Political systems like capitalism, socialism, communism, fascism, etc. are all built in the context of unlimited natural resources. Whatever the new system looks like, it won’t be anything like what has been seen before. We can call it what we like. Planning will have to be projected over 50 to 60 years into the future but be flexible to evolve organically to its environs. The current system is very centralised, whereas the new system would have to be very decentralised due to energy constraints. The flow of information will become very important.
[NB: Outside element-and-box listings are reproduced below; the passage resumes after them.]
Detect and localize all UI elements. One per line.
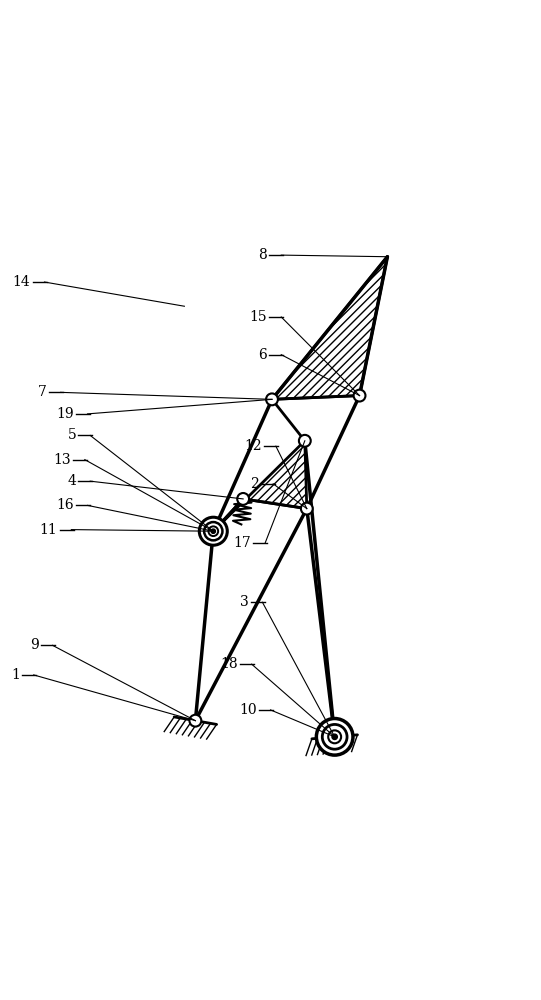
Circle shape <box>332 734 338 740</box>
Circle shape <box>189 715 201 727</box>
Text: 11: 11 <box>39 523 57 537</box>
Circle shape <box>237 493 249 505</box>
Text: 5: 5 <box>68 428 76 442</box>
Circle shape <box>316 719 353 755</box>
Text: 15: 15 <box>249 310 267 324</box>
Text: 2: 2 <box>250 477 259 491</box>
Circle shape <box>199 517 227 545</box>
Circle shape <box>208 526 218 536</box>
Text: 10: 10 <box>239 703 256 717</box>
Text: 3: 3 <box>240 595 248 609</box>
Circle shape <box>354 390 366 402</box>
Text: 8: 8 <box>259 248 267 262</box>
Circle shape <box>328 730 341 743</box>
Circle shape <box>322 724 347 749</box>
Text: 1: 1 <box>11 668 19 682</box>
Text: 9: 9 <box>30 638 38 652</box>
Circle shape <box>204 522 222 540</box>
Text: 14: 14 <box>12 275 30 289</box>
Text: 4: 4 <box>67 474 76 488</box>
Text: 16: 16 <box>56 498 74 512</box>
Text: 17: 17 <box>233 536 251 550</box>
Text: 19: 19 <box>56 407 74 421</box>
Circle shape <box>301 503 313 515</box>
Text: 12: 12 <box>245 439 262 453</box>
Circle shape <box>266 393 278 405</box>
Circle shape <box>211 529 215 533</box>
Text: 18: 18 <box>220 657 237 671</box>
Circle shape <box>299 435 311 447</box>
Text: 6: 6 <box>259 348 267 362</box>
Text: 13: 13 <box>53 453 71 467</box>
Text: 7: 7 <box>38 385 47 399</box>
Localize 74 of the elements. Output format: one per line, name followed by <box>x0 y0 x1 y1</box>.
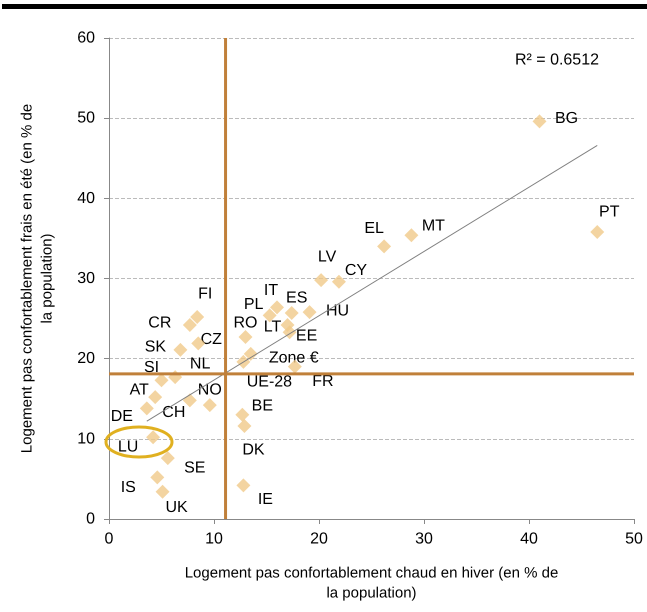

The Great Acceleration indicators, published by IGBP in collaboration with the Stockholm Resilience Centre
The Great Acceleration indicators, published by IGBP in collaboration with the Stockholm Resilience Centre

From a civilisation network systems footprint viewpoint, we must ask ourselves how we can develop an economy that offers enough for everyone, forever. Real world systems and their inputs must reflect this, and the familiar exponential curves of today’s economy must move to flat line or sinusoidal wave functions. We also need to ask what profile human civilisation has amongst the natural environment. Dynamic natural systems must be able to operate unhindered, where natural capital and biodiversity is allowed to recover. The new economic framework must appreciate that inputs and outputs to all systems must be stable over time.

There are two related conceptual ideas which could be a starting point to help us develop the above requirements: the circular economy and the steady state economy. In a future in which peak energy has dramatically changed the rules of the game, these concepts are required to maintain our industrial capacity. It is not a question of choice, as our natural resources are being depleted at an exponential rate. The timing is now. The next 100 years will be very different to the last 100 years.